Especially in his large paintings Hofmann is excessive in his use of space:
Ohne Titel (Untitled), 2003, 250 x 700 cm (ill. p. 16/17). In the midst of a
sweeping orchestration of organic structures sits a colorful parrot. The everyday
trashy adhesive image incites a highly explicit nearness – generated thanks
to a specific, frugal approach to the diverse guises awareness takes. It is
with great precision that Hofmann develops the interplay between cheap everyday
culture and painterly upgrading in this painting: the metallic colors –
Hofmann employs them frequently – combined with the generous formal-aesthetic
treatment of the painting’s space suggest openness. And the ambivalence
between the varying views of citations from reality, between abstract and figurative
elements produces a strange impact. Strange because the sometimes powerful presence
of Hofmann’s paintings is likewise always unobtrusive and thus considered.
This aspect is also highly evident in another painting. Ohne Titel (Untitled),
2003, 250 x 700 cm (ill. p. 54/55). The term "Hard Core" is superimposed
onto the painting in large, black letters. On the left-hand side, the "H"
is cut off, which effectively further pushes back the borders of this generous
format. What are primarily stark contrasts in red define the background and
consequently a special form of mutual attack, a mutual heightening is created
between painting and expression.
Particularly in the context of his most recent works, Hanspeter Hofmann develops
complex associations in his visual worlds, which could also be described as
the slightly aggressive atmosphere of a relationship defined by talk and backtalk.

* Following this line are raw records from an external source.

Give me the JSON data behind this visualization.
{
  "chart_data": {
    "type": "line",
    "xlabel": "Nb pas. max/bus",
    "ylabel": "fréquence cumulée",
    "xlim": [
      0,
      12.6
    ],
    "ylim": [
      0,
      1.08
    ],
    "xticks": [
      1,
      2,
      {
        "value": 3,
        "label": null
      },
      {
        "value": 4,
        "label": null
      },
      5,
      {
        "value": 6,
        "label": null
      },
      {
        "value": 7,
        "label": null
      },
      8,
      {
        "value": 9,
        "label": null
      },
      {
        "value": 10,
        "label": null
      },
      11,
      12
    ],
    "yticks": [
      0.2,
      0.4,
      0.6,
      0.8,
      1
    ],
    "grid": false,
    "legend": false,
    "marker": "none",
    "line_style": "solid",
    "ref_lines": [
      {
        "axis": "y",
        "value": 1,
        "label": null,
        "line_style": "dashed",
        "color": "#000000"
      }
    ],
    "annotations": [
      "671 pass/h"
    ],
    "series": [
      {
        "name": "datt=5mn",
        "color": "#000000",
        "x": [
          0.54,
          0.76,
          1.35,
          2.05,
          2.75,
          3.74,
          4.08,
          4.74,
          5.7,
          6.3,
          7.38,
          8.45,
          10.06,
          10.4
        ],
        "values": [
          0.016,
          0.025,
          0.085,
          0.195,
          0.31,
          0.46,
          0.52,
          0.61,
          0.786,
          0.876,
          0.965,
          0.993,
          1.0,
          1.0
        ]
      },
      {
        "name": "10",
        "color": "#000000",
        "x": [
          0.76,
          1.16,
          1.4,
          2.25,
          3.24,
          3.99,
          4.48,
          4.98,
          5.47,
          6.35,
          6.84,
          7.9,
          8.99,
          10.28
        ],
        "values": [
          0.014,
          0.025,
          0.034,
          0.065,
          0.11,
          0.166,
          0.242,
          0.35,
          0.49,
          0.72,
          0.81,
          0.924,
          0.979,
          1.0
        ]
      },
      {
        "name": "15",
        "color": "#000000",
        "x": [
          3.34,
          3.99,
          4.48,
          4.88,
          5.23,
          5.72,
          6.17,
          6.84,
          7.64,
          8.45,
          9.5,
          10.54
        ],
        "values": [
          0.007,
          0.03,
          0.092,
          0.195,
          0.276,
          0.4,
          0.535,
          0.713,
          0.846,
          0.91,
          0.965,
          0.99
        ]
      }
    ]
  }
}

Accordingly, his paintings evoke uncertainty regarding an unambiguous appraisal
of the topical connection between abstraction and the representational. Hofmann’s
paintings call up feelings, but they are not without ambiguity either as they
cannot really persist once they have arisen. They are torpedoed from the one
or other direction and simultaneously supported again. Hofmann employs the topic
"dilemma" as an artistic, an aesthetic form: he orchestrates conflicts
of all kinds as a productive solution to the current debates on painting. In
their heterogeneity Hanspeter Hofmann’s paintings convey a quality which
does not so much appear ambiguous, but rather establish a Unitas multiplex,
a diversity in unity. His paintings are characterized by a connection that is
essential and thus often difficult to reconcile: It is the confrontation of
a painterly debate on the tradition of the abstract painting with a provocative
affirmation of contemporary uncertainty.